Brazil and Colombia will be signing this weekend a defense agreement by which the two South American countries will share military information, technology, training, intelligence, weapons procurement and joint exercises. The document should be signed when Brazilian President, Luiz Inácio Lula da Silva arrives for two-day talks with his Colombian counterpart Alvaro Uribe.
The initiative among other things would facilitate air and land joint surveillance of the mostly lawless 1,000 miles shared Amazon border, a transit zone and haven for drug traffickers, guerrilla groups, smugglers, mining and other illegal activities.
The visit is also interpreted as a clear message of support for Colombian president Alvaro Uribe and the efforts of his elected government to end four decades of insurgency, which threatens the region.
Colombia's main rebel group, Revolutionary Armed Forces of Colombia, FARC, is known to regularly cross into Brazil to smuggle cocaine for weapons and equipment for its ongoing fight with Colombian military.
Calls for regional security cooperation took on new urgency after Colombia last March first crossed into Ecuador in hot pursuit of a senior FARC commander which was killed together with several other members of the group. The attack delivered two laptops with valuable information on FARC and their network of contacts and financial support.
But Venezuela's president Hugo Chavez immediately reacted in support of Ecuador by ordering troops to the border. An emergency session of the Rio Group in Dominica Republic helped to defuse the situation and Brazil pushed forward the idea of a South American Defense Council. However President Uribe refused to join, saying Colombia couldn't trust all of its neighbors.

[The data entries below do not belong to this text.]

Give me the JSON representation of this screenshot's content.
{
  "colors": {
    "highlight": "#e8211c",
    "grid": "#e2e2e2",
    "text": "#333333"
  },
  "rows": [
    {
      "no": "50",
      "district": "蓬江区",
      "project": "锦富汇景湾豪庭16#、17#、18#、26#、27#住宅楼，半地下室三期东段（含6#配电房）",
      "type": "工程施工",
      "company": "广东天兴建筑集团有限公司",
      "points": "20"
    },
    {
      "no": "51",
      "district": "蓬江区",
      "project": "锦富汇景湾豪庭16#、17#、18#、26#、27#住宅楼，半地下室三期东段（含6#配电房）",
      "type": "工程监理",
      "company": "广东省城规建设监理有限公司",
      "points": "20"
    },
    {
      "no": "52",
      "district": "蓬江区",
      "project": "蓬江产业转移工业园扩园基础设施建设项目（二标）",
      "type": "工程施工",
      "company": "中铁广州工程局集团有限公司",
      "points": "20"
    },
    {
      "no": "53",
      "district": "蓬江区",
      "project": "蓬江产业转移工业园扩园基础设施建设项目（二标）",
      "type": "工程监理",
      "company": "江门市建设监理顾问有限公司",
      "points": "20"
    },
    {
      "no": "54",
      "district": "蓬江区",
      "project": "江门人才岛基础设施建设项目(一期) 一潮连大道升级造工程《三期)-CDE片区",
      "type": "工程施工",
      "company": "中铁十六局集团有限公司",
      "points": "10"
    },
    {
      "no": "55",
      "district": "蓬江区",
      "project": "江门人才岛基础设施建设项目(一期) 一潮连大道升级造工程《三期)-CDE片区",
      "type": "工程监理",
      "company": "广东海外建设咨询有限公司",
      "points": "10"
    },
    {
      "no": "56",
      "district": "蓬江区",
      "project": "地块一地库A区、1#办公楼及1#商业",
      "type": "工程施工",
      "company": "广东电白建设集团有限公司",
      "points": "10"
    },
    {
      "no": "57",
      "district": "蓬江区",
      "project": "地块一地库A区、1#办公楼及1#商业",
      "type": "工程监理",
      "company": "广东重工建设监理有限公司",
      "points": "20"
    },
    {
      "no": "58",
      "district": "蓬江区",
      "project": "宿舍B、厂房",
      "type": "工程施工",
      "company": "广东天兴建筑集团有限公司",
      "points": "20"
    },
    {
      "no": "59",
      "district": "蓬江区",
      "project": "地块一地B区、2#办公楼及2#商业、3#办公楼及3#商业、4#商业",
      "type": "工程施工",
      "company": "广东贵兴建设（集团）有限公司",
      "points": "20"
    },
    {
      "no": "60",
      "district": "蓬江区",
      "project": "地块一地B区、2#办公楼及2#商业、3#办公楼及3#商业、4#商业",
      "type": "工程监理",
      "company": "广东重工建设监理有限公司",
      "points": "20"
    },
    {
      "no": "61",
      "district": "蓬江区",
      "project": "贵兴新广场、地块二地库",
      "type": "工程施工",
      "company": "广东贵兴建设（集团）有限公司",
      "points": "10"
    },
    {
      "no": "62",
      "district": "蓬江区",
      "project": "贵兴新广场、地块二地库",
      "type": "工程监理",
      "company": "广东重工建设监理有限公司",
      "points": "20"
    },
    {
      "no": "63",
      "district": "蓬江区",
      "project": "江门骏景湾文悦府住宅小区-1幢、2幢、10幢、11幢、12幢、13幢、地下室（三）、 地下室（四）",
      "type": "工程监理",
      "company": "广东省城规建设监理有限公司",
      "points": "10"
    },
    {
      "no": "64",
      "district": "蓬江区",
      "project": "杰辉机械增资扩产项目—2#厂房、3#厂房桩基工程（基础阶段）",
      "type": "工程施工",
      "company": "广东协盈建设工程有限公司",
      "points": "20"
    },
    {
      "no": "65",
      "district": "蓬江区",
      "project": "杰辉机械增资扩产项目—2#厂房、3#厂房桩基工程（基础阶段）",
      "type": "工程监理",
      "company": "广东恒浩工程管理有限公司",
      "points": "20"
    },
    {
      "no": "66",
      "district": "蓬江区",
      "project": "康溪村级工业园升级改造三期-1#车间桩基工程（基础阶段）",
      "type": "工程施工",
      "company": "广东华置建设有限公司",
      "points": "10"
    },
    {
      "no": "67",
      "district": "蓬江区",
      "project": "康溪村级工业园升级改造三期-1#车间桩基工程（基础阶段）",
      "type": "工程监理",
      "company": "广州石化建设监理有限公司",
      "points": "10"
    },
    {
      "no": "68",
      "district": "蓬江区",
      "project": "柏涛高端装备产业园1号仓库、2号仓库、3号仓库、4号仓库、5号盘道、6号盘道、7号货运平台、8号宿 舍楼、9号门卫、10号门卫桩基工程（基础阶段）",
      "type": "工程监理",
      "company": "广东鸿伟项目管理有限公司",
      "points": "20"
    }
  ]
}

But Brazil insisted because Lula is interested in closer ties with Uribe to counter the regional influence president Chavez has gained with Venezuela's oil wealth. In this line of action Brazilian Defense Minister Nelson Jobim and the big promoter of the regional Defense Council warned on April that any FARC insurgents crossing into Brazil would be met with gunfire.
Lula this weekend will be next to Uribe during the commemoration of Colombia's July 20 Independence Day in Leticia, along the Amazon border. President Alan Garcia of Peru, Colombia's closest regional ally, and with budding insurgency problems of his own, will also be around for the event.
Brazil is also looking to boost arms sales and Colombia so far has proven an excellent client. Colombia in 2006 spent US$ 240 million in the purchase of 25 Super Tucano attack planes from Embraer SA, Brazil's main aircraft manufacturer. The low flying Super Tucano planes, ideal for jungle strafing, led the bombing campaign in Ecuador.